I'm with you on the relievers. Time to cut our losses with Capps, he's just too expensive when you consider we've already got Nathan's salary on the books. Capps might be available in 2011, Broxton, Bell, and K-Rod all are potential free agents in 2011 as well. Also it sounds like the Twins have 3-4 young arms near to the big league bullpen. Some combination of 2.5-4.0 million established relievers with a couple of league minimum bullpen arms is sufficient.

TheatreBrian said...

All that bullpen depth, and you choose Frank Francisco?


And I still don't believe they let JJ walk...

O.H. Lee said...

It's hilarious how the bloggers are so united in dumping Thome. He only led the team in homeruns and is no less versatile than last year when they were absolutely thrilled to signed him. Oh yeah, he only carried them offensively for a third of the season too. Not bad production out of your pinch hitter.

Anonymous said...

Dumping Thome and Hardy falls under the "ridiculously stupid" category of things to do. Bringing Punto back to hold one of the MI spots is even dumber. We have nothing to talk about at SS in the high minors, so getting Hardy on a 2 or 3 year deal makes tons of sense.
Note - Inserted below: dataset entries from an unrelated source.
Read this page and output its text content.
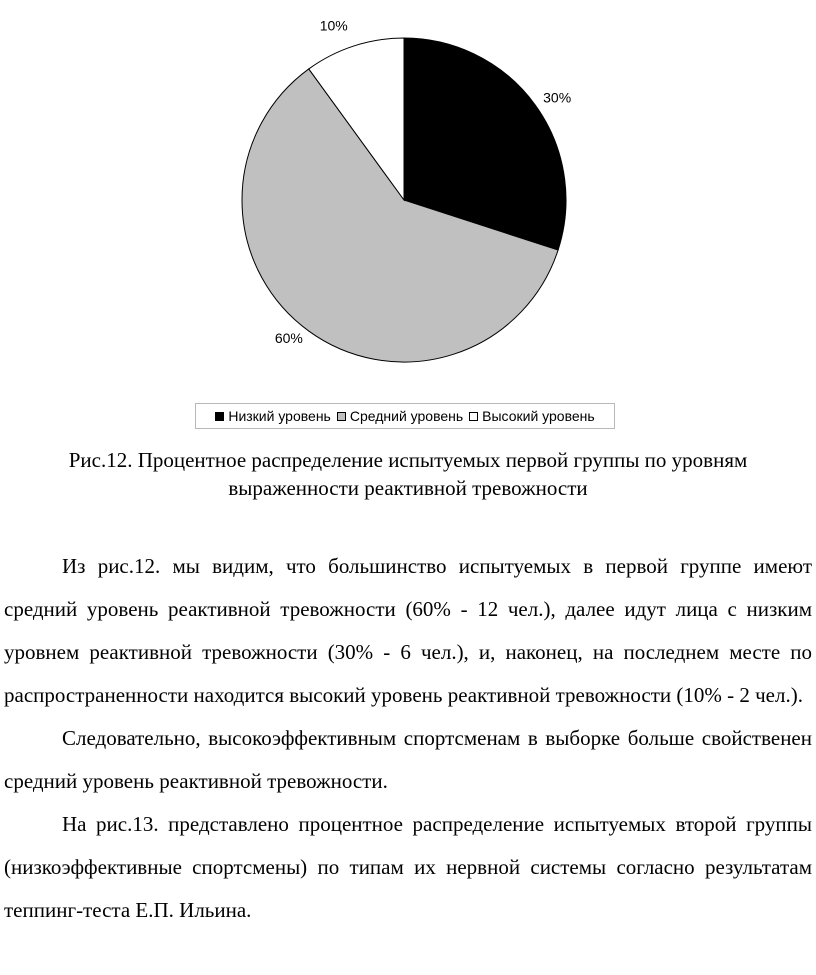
30%
60%
10%
Низкий уровень Средний уровень Высокий уровень
Рис.12. Процентное распределение испытуемых первой группы по уровням
выраженности реактивной тревожности

Из рис.12. мы видим, что большинство испытуемых в первой группе имеют средний уровень реактивной тревожности (60% - 12 чел.), далее идут лица с низким уровнем реактивной тревожности (30% - 6 чел.), и, наконец, на последнем месте по распространенности находится высокий уровень реактивной тревожности (10% - 2 чел.).

Следовательно, высокоэффективным спортсменам в выборке больше свойственен средний уровень реактивной тревожности.

На рис.13. представлено процентное распределение испытуемых второй группы (низкоэффективные спортсмены) по типам их нервной системы согласно результатам теппинг-теста Е.П. Ильина.
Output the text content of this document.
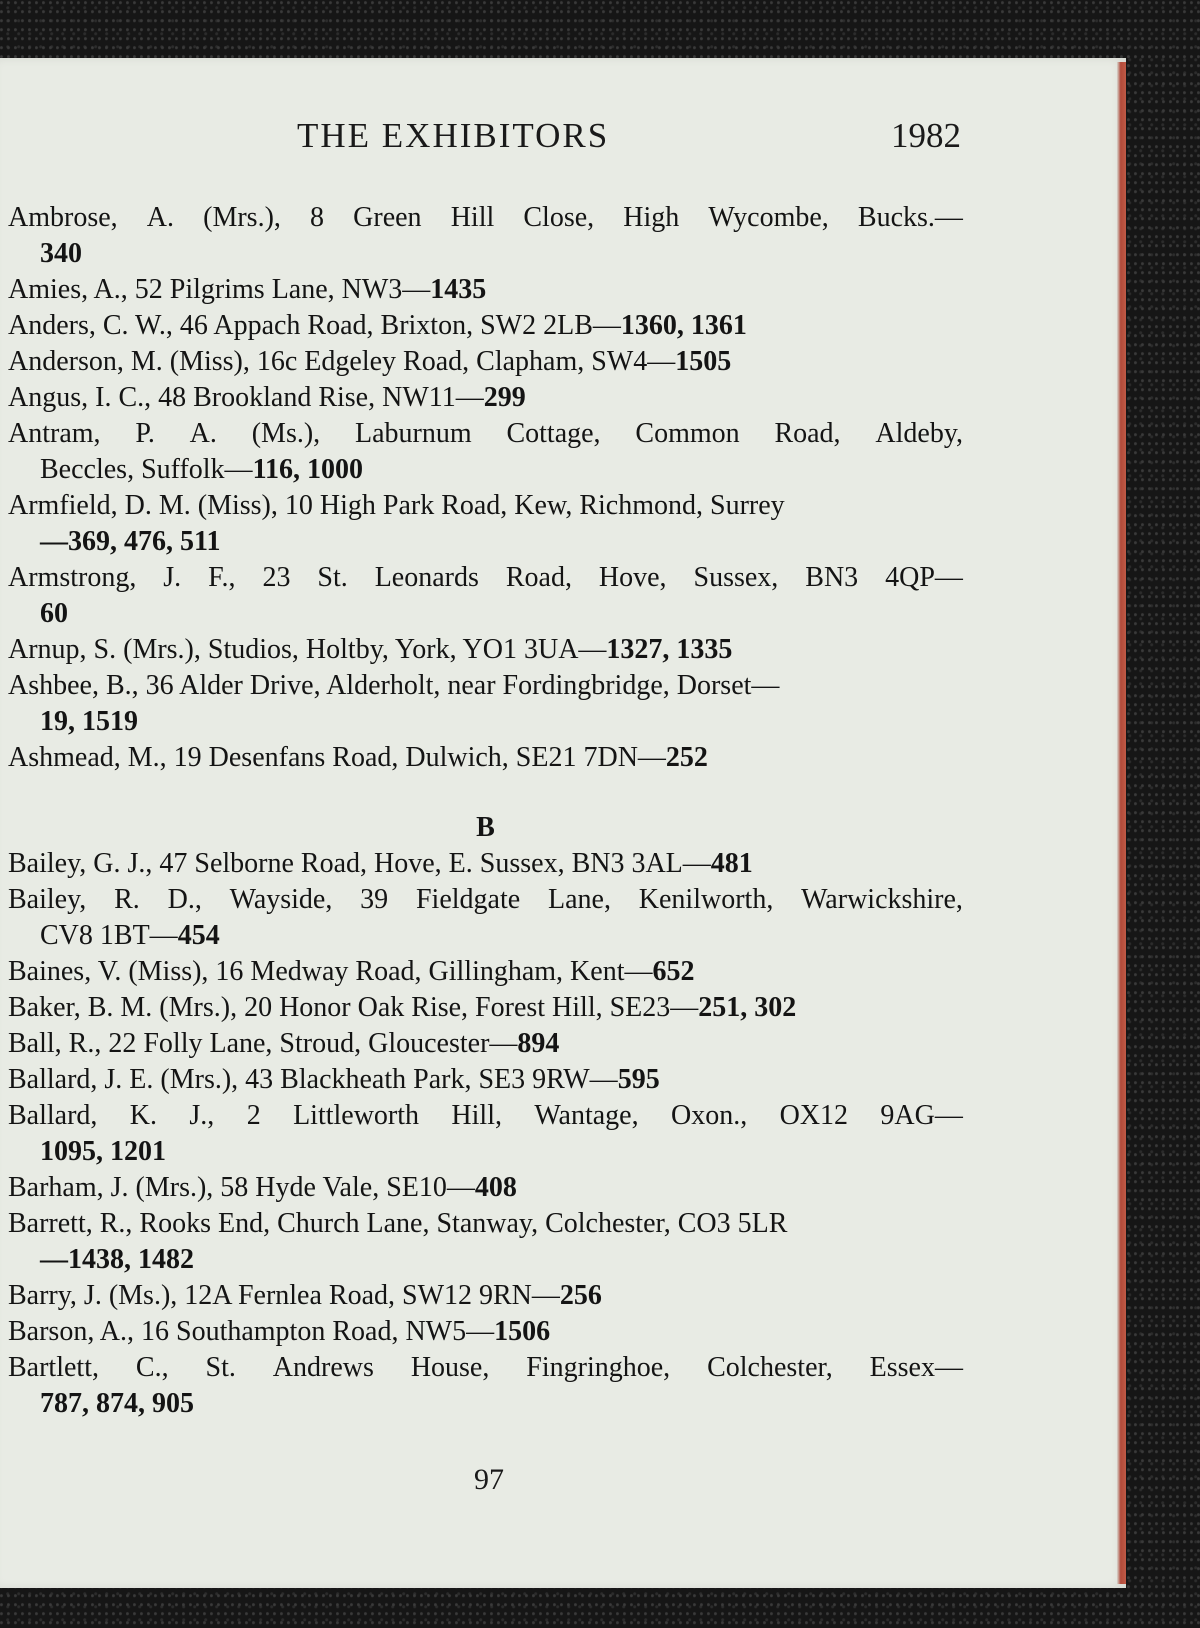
THE EXHIBITORS	1982
Ambrose, A. (Mrs.), 8 Green Hill Close, High Wycombe, Bucks.—
340
Amies, A., 52 Pilgrims Lane, NW3—1435
Anders, C. W., 46 Appach Road, Brixton, SW2 2LB—1360, 1361
Anderson, M. (Miss), 16c Edgeley Road, Clapham, SW4—1505
Angus, I. C., 48 Brookland Rise, NW11—299
Antram, P. A. (Ms.), Laburnum Cottage, Common Road, Aldeby,
Beccles, Suffolk—116, 1000
Armfield, D. M. (Miss), 10 High Park Road, Kew, Richmond, Surrey
—369, 476, 511
Armstrong, J. F., 23 St. Leonards Road, Hove, Sussex, BN3 4QP—
60
Arnup, S. (Mrs.), Studios, Holtby, York, YO1 3UA—1327, 1335
Ashbee, B., 36 Alder Drive, Alderholt, near Fordingbridge, Dorset—
19, 1519
Ashmead, M., 19 Desenfans Road, Dulwich, SE21 7DN—252
B
Bailey, G. J., 47 Selborne Road, Hove, E. Sussex, BN3 3AL—481
Bailey, R. D., Wayside, 39 Fieldgate Lane, Kenilworth, Warwickshire,
CV8 1BT—454
Baines, V. (Miss), 16 Medway Road, Gillingham, Kent—652
Baker, B. M. (Mrs.), 20 Honor Oak Rise, Forest Hill, SE23—251, 302
Ball, R., 22 Folly Lane, Stroud, Gloucester—894
Ballard, J. E. (Mrs.), 43 Blackheath Park, SE3 9RW—595
Ballard, K. J., 2 Littleworth Hill, Wantage, Oxon., OX12 9AG—
1095, 1201
Barham, J. (Mrs.), 58 Hyde Vale, SE10—408
Barrett, R., Rooks End, Church Lane, Stanway, Colchester, CO3 5LR
—1438, 1482
Barry, J. (Ms.), 12A Fernlea Road, SW12 9RN—256
Barson, A., 16 Southampton Road, NW5—1506
Bartlett, C., St. Andrews House, Fingringhoe, Colchester, Essex—
787, 874, 905
97
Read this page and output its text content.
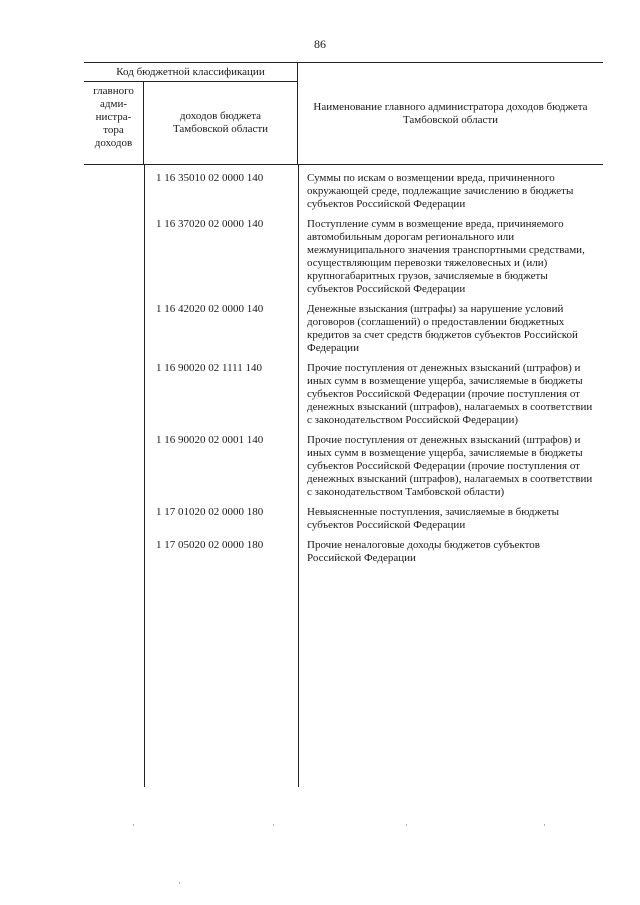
86
Код бюджетной классификации
главного
адми-
нистра-
тора
доходов
доходов бюджета Тамбовской области
Наименование главного администратора доходов бюджета Тамбовской области
1 16 35010 02 0000 140	Суммы по искам о возмещении вреда, причиненного окружающей среде, подлежащие зачислению в бюджеты субъектов Российской Федерации
1 16 37020 02 0000 140	Поступление сумм в возмещение вреда, причиняемого автомобильным дорогам регионального или межмуниципального значения транспортными средствами, осуществляющим перевозки тяжеловесных и (или) крупногабаритных грузов, зачисляемые в бюджеты субъектов Российской Федерации
1 16 42020 02 0000 140	Денежные взыскания (штрафы) за нарушение условий договоров (соглашений) о предоставлении бюджетных кредитов за счет средств бюджетов субъектов Российской Федерации
1 16 90020 02 1111 140	Прочие поступления от денежных взысканий (штрафов) и иных сумм в возмещение ущерба, зачисляемые в бюджеты субъектов Российской Федерации (прочие поступления от денежных взысканий (штрафов), налагаемых в соответствии с законодательством Российской Федерации)
1 16 90020 02 0001 140	Прочие поступления от денежных взысканий (штрафов) и иных сумм в возмещение ущерба, зачисляемые в бюджеты субъектов Российской Федерации (прочие поступления от денежных взысканий (штрафов), налагаемых в соответствии с законодательством Тамбовской области)
1 17 01020 02 0000 180	Невыясненные поступления, зачисляемые в бюджеты субъектов Российской Федерации
1 17 05020 02 0000 180	Прочие неналоговые доходы бюджетов субъектов Российской Федерации
·	·	·	·
·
We have Tolbert, we don't need a second utility infielder like Punto. Keep Hardy to play short and move Casilla to 2nd. Tolbert can be teh utility guy. Should Casilla falter badly, you have Hughes and Dinkleman who could probably be a bit better than replacement level.

I'm not against you in the reliever market. We need a power arm or two. If you only have utility infielder, then you have room to add a RH bat like Lee or Marcus Thames. I like your idea of Lee simply because I think Morneau could use a day off from time to time... it might help with those injuries.